With the opening ceremony to be held at the Pierre Boulez Hall, and the closing ceremony in the Berlin City Hall and an unprecedented treatment (in the past Congresses) of “the youth” as theme this 8th World Congress Against the Death Penalty promises to be very good and productive.

In the Philippines, however, where the death penalty was abolished on June 4, 2006, by the passing of Republic Act 9346, An Act Prohibiting the Imposition of the Death Penalty, there are moves to restore the death penalty.

As of November 2021, there are at least six bills in the Senate that propose to reimpose the death penalty in the Philippines. In the House of Representatives, at least 12 bills were filed in 2020 seeking to revive the death penalty. All these initiatives are in keeping with past president Rodrigo Duterte’s pronouncements.

Duterte in his Fifth State of the Nation Address in June 27, 2020, called on Congress for the swift passage of a law reimposing death penalty through lethal injection for offenses covered under the Comprehensive Dangerous Drugs Act. And with the newly elected president openly announcing that he will continue the programs and directions of the previous president, there is a big likelihood that he will encourage the passing of the same bills.

Some candidates in the senatorial race in the Philippines’ May 2022 elections who have won have openly declared that they were in favor of the reimposition of the death penalty.

Karapatan, a coalition of rights organizations in the Philippines declares that “Although previous attempts to pass bills in Congress face numerous challenges and ultimately failed, these calls to reintroduce the death penalty are disconcerting every time they are made.

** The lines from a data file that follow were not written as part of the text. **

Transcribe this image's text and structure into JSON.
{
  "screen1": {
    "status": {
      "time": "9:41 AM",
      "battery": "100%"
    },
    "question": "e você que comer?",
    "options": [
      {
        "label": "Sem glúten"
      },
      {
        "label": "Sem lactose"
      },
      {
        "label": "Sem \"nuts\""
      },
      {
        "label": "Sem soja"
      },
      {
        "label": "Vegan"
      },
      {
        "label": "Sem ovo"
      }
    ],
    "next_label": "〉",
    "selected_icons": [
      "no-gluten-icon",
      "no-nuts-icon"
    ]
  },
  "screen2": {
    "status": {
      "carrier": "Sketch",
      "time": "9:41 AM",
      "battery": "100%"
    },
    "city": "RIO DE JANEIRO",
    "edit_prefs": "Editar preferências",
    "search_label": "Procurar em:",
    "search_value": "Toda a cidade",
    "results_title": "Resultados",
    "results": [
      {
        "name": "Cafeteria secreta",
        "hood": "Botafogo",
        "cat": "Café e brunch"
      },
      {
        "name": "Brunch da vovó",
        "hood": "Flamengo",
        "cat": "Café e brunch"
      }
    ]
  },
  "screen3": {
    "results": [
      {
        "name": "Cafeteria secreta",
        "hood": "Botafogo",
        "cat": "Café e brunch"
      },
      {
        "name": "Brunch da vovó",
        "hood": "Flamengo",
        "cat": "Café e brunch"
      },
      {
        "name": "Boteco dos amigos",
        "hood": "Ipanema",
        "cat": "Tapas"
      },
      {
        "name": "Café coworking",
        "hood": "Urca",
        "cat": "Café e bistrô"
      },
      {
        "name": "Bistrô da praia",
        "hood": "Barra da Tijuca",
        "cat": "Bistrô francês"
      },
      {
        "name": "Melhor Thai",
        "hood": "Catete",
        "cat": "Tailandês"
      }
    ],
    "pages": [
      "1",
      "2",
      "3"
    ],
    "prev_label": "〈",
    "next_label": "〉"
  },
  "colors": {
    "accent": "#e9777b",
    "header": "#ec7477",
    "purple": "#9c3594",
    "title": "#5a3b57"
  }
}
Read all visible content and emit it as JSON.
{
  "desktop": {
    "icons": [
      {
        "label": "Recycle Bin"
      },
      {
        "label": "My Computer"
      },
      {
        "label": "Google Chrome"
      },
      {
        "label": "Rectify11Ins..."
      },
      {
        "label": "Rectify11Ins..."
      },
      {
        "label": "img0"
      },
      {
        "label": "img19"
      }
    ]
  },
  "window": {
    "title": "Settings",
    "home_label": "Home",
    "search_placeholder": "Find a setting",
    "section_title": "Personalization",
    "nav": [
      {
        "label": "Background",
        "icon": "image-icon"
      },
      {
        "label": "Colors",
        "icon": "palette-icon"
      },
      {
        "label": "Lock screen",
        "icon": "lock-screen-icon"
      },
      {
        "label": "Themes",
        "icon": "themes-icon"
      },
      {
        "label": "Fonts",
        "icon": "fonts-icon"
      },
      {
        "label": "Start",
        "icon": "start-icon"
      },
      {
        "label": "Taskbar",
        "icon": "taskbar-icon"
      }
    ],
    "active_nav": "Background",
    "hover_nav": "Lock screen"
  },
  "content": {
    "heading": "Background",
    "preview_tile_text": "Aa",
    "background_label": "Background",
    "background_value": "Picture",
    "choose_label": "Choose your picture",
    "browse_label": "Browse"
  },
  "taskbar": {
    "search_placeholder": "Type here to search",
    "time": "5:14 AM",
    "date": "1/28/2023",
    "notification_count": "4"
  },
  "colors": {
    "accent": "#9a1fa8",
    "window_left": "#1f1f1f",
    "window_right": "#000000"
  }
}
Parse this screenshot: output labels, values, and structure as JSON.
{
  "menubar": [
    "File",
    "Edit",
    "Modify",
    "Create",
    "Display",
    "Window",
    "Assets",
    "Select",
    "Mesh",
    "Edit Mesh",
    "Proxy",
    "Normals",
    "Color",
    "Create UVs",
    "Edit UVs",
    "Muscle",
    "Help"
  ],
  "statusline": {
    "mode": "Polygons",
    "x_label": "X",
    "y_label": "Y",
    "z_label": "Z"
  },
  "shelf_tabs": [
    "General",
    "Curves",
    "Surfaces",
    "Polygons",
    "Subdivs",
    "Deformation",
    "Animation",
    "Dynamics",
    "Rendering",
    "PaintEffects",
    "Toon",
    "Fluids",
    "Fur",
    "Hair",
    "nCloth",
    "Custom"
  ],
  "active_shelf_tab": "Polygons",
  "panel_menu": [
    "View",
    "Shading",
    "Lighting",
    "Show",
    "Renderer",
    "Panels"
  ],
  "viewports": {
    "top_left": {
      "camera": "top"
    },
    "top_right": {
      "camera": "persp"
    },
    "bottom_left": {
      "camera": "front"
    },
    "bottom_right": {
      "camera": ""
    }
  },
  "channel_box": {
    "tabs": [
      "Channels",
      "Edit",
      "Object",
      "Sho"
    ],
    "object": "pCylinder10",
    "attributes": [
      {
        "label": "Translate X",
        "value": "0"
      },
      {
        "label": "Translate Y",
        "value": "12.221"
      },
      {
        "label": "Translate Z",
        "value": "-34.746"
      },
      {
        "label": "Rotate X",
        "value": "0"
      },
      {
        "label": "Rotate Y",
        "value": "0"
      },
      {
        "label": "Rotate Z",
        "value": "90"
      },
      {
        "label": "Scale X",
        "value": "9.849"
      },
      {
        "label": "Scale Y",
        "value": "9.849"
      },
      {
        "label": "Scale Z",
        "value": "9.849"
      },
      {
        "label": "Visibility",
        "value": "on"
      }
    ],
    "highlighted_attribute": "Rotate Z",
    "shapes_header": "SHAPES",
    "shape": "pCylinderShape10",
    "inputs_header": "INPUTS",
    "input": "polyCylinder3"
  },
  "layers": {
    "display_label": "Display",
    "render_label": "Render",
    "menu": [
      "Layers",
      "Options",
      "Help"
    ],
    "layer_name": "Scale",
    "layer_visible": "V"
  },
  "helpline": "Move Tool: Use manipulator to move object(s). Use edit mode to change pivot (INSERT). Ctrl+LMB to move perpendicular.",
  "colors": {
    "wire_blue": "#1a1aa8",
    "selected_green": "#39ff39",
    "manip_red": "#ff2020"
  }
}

“The death penalty has been presented as a quick-fix solution to the rampant drug trade in the Philippines. However, this issue is a symptom of deeper problems that are rooted in poverty and socio-economic inequalities. It can never be solved through the death penalty.”

Students of Catholic De La Salle University in Manila display a placard showing their opposition to proposals to revive the capital punishment in the country during a demonstration in 2017. (Photo by Jhun Dantes)

Sixty percent of the world’s population still live in countries where death penalty is still retained, among these countries are China, India, the United States, Singapore, Indonesia, Pakistan, Bangladesh, Nigeria, Egypt, Saudi Arabia, Iran, Japan and Taiwan.

Amnesty International recorded at least 1,477 death sentences in 454 countries in 2020, and more than 26,604 people still on global death rows at the end of 2019. China is said to top the list with the most confirmed executions in 2020. However, figures are not accurate since China considers data on state executions as top secret.

Bloodless methods of deterrence and punishment are preferred as they better correspond to the concrete conditions of the common good and are more in conformity to the dignity of the human person. (CCC 2237)

The 8th World Congress Against the Death Penalty is a source of hope against the backdrop of an impending return of the death penalty to the Philippines, as the Congress promises “to breathe new life into the community and engage in new strategic approaches in line with our times and our means of interaction.” The hope is that it spreads to other retentionist regions as well.

Edita Burgos is a doctor of education and a member of the Secular Order of Discalced Carmelites. Gunmen — believed to be soldiers — abducted her son Jonas Burgos in Manila in April 2007. He is still missing.